May 2, 2020 - Health

Pork producers ask for compensation for euthanized livestock, as coronavirus shuts processing plants

In this image, a man stands with a shopping basket in front of a meat produce aisle

A man shops the meat section of a grocery store on April 28 in Washington, DC. Photo: Drew Angerer/Getty Images

Pork producers are asking the federal government to compensate them for livestock they've had to euthanize because meat processing plants are closed, CNN reports, citing the National Pork Producers Council.

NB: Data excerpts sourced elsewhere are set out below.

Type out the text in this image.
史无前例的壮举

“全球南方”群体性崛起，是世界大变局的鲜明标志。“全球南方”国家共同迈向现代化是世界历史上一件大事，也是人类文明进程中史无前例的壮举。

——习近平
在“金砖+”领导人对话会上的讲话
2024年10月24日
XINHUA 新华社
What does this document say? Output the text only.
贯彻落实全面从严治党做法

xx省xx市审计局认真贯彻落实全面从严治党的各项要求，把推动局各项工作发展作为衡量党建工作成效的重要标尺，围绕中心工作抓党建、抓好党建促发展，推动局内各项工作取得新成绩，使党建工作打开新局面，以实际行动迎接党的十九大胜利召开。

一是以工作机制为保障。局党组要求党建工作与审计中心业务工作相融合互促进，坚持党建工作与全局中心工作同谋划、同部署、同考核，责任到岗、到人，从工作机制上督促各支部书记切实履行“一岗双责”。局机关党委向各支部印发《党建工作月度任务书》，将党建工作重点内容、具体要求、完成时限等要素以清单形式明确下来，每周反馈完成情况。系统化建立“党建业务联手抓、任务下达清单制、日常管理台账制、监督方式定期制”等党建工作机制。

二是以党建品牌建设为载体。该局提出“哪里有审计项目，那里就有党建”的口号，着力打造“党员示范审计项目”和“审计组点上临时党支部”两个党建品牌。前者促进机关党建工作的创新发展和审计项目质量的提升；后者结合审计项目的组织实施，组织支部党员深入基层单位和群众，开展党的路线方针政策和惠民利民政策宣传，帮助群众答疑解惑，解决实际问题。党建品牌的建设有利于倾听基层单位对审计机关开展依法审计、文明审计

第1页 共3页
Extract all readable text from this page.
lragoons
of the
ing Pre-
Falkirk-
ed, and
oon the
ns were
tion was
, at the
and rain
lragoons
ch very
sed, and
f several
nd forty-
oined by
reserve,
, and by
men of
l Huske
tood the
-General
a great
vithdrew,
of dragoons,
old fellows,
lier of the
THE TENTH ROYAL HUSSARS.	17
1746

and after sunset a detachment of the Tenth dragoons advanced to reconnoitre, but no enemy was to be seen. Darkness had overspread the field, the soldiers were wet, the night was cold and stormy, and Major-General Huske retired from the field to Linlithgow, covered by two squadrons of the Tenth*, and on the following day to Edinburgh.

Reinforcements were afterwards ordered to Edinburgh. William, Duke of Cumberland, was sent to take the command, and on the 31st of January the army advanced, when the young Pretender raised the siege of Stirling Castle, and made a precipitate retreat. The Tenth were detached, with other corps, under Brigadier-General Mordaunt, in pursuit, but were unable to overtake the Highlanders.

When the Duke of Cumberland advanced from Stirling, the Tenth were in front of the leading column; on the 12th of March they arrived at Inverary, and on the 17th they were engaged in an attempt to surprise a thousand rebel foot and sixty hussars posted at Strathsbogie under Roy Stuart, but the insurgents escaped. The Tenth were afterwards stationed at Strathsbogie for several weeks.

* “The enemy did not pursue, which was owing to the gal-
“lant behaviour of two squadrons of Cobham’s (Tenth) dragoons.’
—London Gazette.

The big picture: Nearly 5,000 coronavirus cases and 20 deaths have occurred in 115 meat and poultry processing facilities across the U.S., according to data released Friday from Centers for Disease Control and Prevention.

  • President Trump on Tuesday signed an executive order requiring meat processing plants to stay open under the Defense Production Act.

What they're saying: “While getting pork packing plants back online is foundational, the tragic reality is that millions of hogs can’t enter the food supply. We need a coordinated partnership between the industry and federal, state and local authorities to euthanize pigs in an orderly, ethical and safe way," Howard Roth, president of the National Pork Producers Council, said in a statement this week, following Trump's executive order.

  • Rachel Gantz, a spokesperson for the NPPC, told CNN that farmers are asking the federal government to help fund the euthanization and disposal of livestock, as well as compensation.